This is lemma V.2.1 of Hartshorne's Algebraic Geometry. Surfaces are all nonsingular and projective over an algebraically closed field.
A ruled surface is a surface $X$, a nonsingular curve $C$, and a surjective morphism $f : X \rightarrow C$ such that for all closed points $y \in C$, $X \times_C Spec(k(y)) \sim \mathbb{P}^1_{k(y)}$, and that $f$ has a right inverse $g$.
Now suppose $X$ is a ruled surface. $D$ is a divisor on $X$, and suppose that for all fibers $F$ of $f$, $D . f = n \geq 0$, where $D . f$ indicates intersection number.

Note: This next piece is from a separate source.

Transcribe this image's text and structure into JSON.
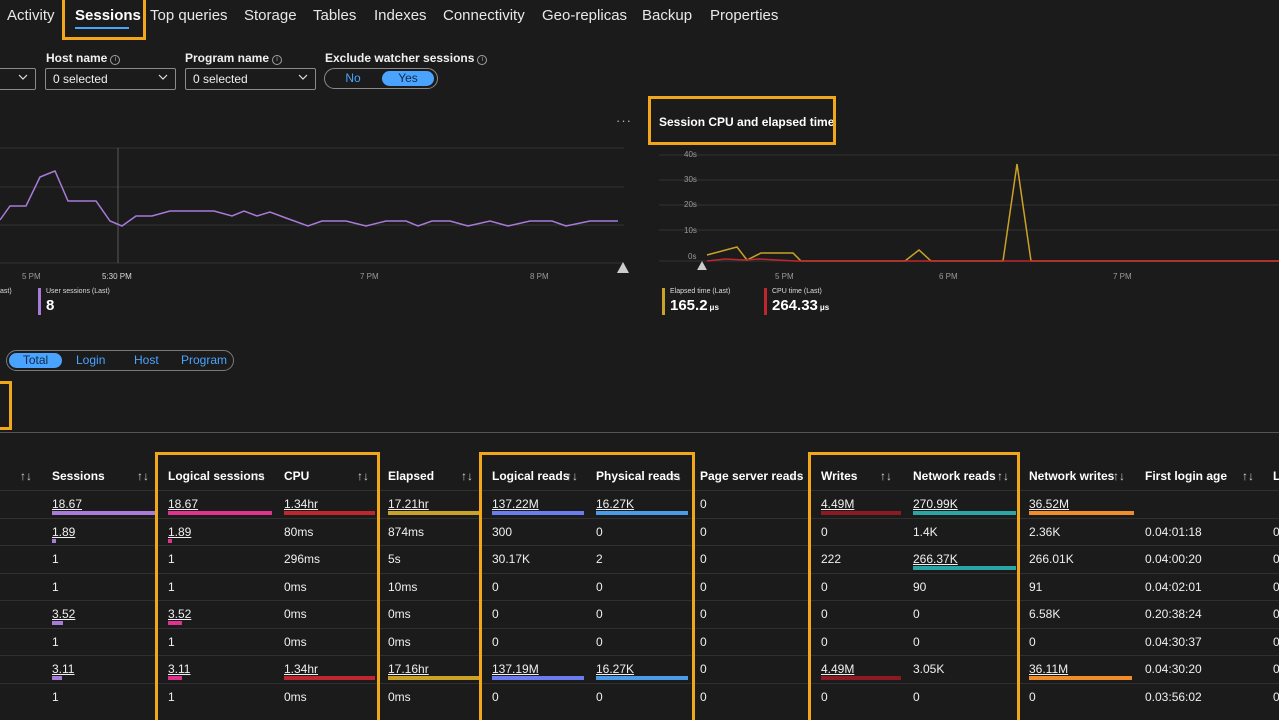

If $y$ is a closed point of $C$, then $O_X(D)$ pulls back to a sheaf of degree $n$ (and thus independent of $y$) on $X \times_C Spec(k(y))$. Hartshorne then uses Grauert's theorem to conclude that $f_* O_X(D)$ is locally free of rank $n+1$.

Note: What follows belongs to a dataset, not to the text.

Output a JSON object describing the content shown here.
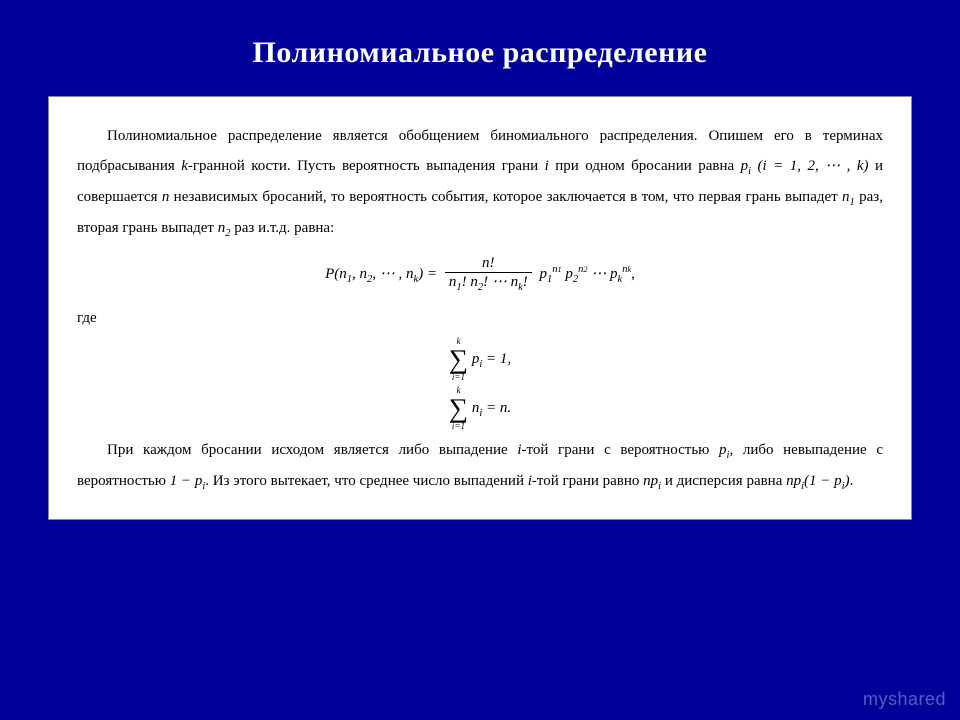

The part that I'm stuck on is that this proof doesn't cover the generic point of $C$. Is it sufficient to check only closed points for Grauert's theorem to apply? The generic point isn't a divisor on $C$ so we can't pull it back to $X$ like we did with closed points.
Yes, it is sufficient to check at closed points. If $\mathcal{O}_X(D)$ pushes forward to a coherent sheaf on $C$, then the rank of $f_*\mathcal{O}_X(D)$ is an upper semi-continuous function (see exercise II.5.8(a), for instance). This means that the set where $f_*\mathcal{O}_X(D)$ is of rank $>n$ is closed, and if it is non-empty, must have a closed point since $C$ is quasi-compact (i.e. it can't just be the generic point of $C$). But we've verified that the rank of $f_*\mathcal{O}_X(D)$ at each closed point is $n$, so we're good.